Eduardo’s cruelties are noted, but in passing. Far more important are the weeks of happiness that Violeta, Josefa and their families enjoyed each summer vacation in a rented “mill house” by a lake in Chile’s mountainous south. For both women, this place represented a promise of utopia or, in Violeta’s words, a “last forest” where human beings could recover a lost personal and social balance.

By the time we find out for sure why Violeta was arrested, at the end of the novel’s first part, it’s no surprise. The shooting occurs offstage, Violeta’s trial likewise--and Josefa’s lawyer husband, Andres, has surprisingly little trouble getting her acquitted, after which Violeta leaves Chile for Central America.

Serrano then gives us an “intermission,” in which a chorus of female ancestral spirits, “we others,” narrate the story of Violeta’s grandmother, Carlota, widowed in a 1939 earthquake, and her mother, Cayetana, who followed a green-eyed revolutionary to their deaths in Guatemala in the 1960s. This is where the novel picks up momentum. Time flows more evenly, scenes are less fragmented, and Serrano establishes her theme: The strength of Latin American women, drawn from both Spanish and native roots, is great enough to overcome their suffering.
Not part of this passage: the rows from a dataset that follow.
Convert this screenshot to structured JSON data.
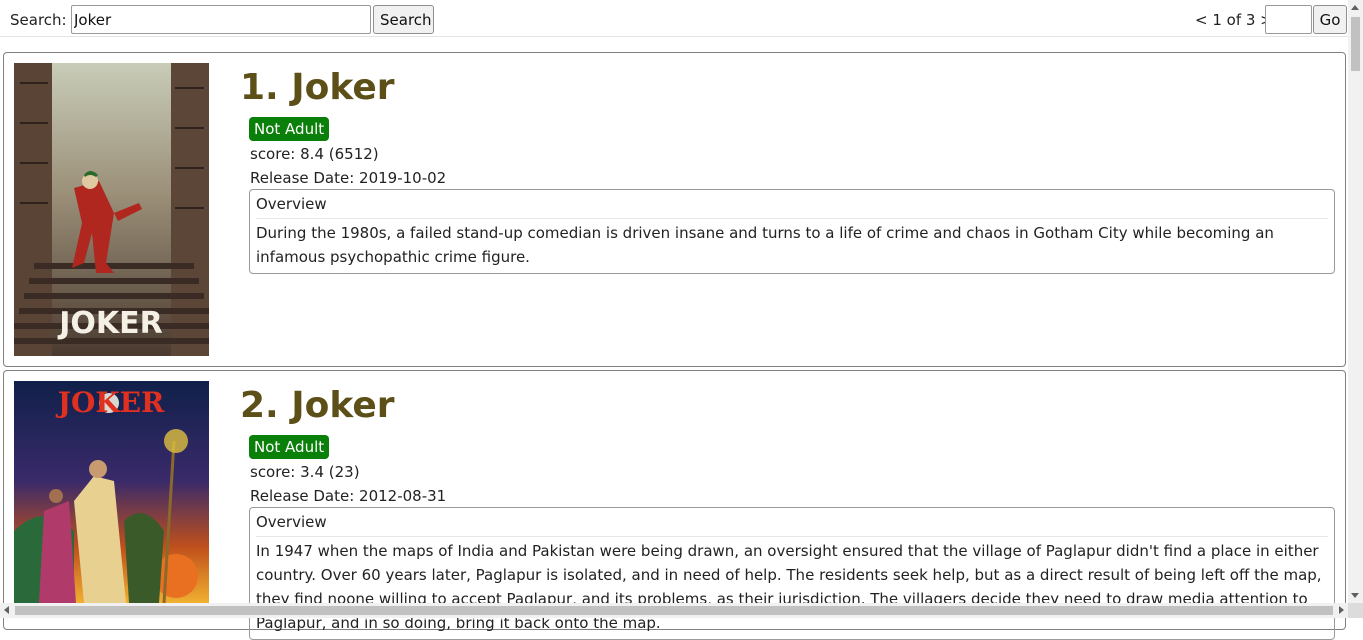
{
  "search": {
    "label": "Search:",
    "value": "Joker",
    "button_label": "Search"
  },
  "pager": {
    "text": "< 1 of 3 >",
    "page_value": "",
    "go_label": "Go"
  },
  "results": [
    {
      "title": "1. Joker",
      "badge": "Not Adult",
      "score": "score: 8.4 (6512)",
      "release": "Release Date: 2019-10-02",
      "overview_label": "Overview",
      "overview": "During the 1980s, a failed stand-up comedian is driven insane and turns to a life of crime and chaos in Gotham City while becoming an infamous psychopathic crime figure.",
      "poster_text": "JOKER"
    },
    {
      "title": "2. Joker",
      "badge": "Not Adult",
      "score": "score: 3.4 (23)",
      "release": "Release Date: 2012-08-31",
      "overview_label": "Overview",
      "overview": "In 1947 when the maps of India and Pakistan were being drawn, an oversight ensured that the village of Paglapur didn't find a place in either country. Over 60 years later, Paglapur is isolated, and in need of help. The residents seek help, but as a direct result of being left off the map, they find noone willing to accept Paglapur, and its problems, as their jurisdiction. The villagers decide they need to draw media attention to Paglapur, and in so doing, bring it back onto the map.",
      "poster_text": "JOKER"
    }
  ],
  "colors": {
    "title": "#5c4f17",
    "badge": "#0a7f0a"
  }
}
In the third part, Josefa is worn out by celebrity and estranged from her children; she fears that Andres, once the ideal husband, is unfaithful. So she journeys to the old colonial city of Antigua, Guatemala, to share, if she can, in Violeta’s redemption. Violeta and her American lover, Bob, have a charmingly restored home; Violeta has achieved artistic success weaving tapestries; there’s even a nice Mexican guy around so that Josefa can balance Andres’ presumed affair with one of her own. It’s the “last forest” again, minus their youthful Marxist dreams of changing the world.

Serrano’s vision of Antigua is vivid and life-affirming. The bitter residue of those dreams, however, stains it--and this can’t be intentional. Something humorless and portentous and showoffy, intellectualism to the point of parody, disfigures Serrano’s characters whenever they talk about ideas. They are dead on the page when they try to sum up the predicament of the modern woman, in contrast to how alive they can be when--in the push and pull of love, work, children, parents, the demands of the outer world and the yearning for privacy--they embody it themselves.